Published online by Cambridge University Press: 22 September 2009
Global civil society exists. Although there remains considerable dispute about whom or what it includes, whether it is international or truly global, and how it is constituted, those agents, actors, organizations, institutions of transnational social and economic exchange and action are there, for all to see (Lipschutz with Mayer, 1996; Wapner, 1996; Keck and Sikkink, 1998; Colas, 2002). My objective in this chapter, therefore, is not to argue for the existence of global civil society (GCS) but, rather, to ask what it is. Is GCS a space or locus of sovereign agents or merely a structural effect? Does it wield compulsory power or it is a mere epiphenomenon, a reflection of the state system? Is GCS an institutional phenomenon, the result of the exercise of power by other actors, or is it a productive one, constituted by the social roles and relations growing out of contemporary states and markets? In surveying the growing literature on GCS, one can find supporters of all of these perspectives.

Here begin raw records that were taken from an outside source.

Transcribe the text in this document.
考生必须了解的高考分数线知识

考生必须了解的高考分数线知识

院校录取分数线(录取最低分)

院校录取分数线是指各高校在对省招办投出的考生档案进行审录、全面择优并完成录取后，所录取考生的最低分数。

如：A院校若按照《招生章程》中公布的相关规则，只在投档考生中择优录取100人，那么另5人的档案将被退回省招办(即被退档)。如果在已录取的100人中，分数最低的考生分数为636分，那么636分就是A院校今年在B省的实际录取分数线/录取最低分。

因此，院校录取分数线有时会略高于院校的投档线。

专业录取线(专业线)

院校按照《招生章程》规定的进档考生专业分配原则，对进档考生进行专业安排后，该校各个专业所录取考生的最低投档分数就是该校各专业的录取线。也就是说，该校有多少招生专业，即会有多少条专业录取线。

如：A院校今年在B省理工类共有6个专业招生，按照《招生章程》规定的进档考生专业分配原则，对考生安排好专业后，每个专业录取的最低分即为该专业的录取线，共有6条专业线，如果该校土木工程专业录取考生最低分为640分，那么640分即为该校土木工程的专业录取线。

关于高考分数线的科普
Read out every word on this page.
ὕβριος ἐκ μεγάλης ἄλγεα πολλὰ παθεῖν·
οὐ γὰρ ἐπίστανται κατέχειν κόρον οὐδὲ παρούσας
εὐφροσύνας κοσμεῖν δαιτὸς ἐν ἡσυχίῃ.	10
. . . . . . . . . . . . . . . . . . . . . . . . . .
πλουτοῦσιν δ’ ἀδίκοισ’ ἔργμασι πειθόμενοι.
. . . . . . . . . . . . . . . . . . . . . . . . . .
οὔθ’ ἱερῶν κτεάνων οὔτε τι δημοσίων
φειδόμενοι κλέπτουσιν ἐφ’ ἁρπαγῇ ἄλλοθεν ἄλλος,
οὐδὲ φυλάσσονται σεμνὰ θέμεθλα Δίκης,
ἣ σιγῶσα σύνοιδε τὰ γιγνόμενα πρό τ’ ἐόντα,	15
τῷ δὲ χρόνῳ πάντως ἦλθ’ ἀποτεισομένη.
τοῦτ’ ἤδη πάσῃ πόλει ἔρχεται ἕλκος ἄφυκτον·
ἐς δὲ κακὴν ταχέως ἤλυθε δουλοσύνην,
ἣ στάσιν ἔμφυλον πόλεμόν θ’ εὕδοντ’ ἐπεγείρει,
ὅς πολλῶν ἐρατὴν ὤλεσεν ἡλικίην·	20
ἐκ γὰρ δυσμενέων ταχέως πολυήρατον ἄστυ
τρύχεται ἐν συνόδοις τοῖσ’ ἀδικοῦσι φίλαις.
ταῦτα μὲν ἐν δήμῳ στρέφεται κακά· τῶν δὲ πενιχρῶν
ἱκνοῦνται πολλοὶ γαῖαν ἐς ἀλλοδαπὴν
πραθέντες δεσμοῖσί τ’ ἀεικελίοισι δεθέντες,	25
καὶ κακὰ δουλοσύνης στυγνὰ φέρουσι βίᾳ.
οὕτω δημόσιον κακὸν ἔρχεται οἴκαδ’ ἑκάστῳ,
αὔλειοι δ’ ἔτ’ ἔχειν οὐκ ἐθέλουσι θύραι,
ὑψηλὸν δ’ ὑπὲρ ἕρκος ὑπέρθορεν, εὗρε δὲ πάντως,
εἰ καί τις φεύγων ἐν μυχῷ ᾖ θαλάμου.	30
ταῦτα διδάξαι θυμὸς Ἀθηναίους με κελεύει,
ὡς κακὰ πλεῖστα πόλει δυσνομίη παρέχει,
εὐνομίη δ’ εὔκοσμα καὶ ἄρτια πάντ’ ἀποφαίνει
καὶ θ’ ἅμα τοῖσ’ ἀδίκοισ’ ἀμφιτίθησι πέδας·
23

This is not wholly surprising, since there is hardly a consensus to be found about the origins of domestic civil societies or their relationship to state and market (see, e.g., Jean Cohen and Arato, 1992).
In this chapter, I propose that global civil society is best understood in terms of institutional and productive power. GCS is generated through productive power, but its major actions rely primarily on institutional power. GCS is a product of global liberalism – perhaps globalist liberalism is a better term.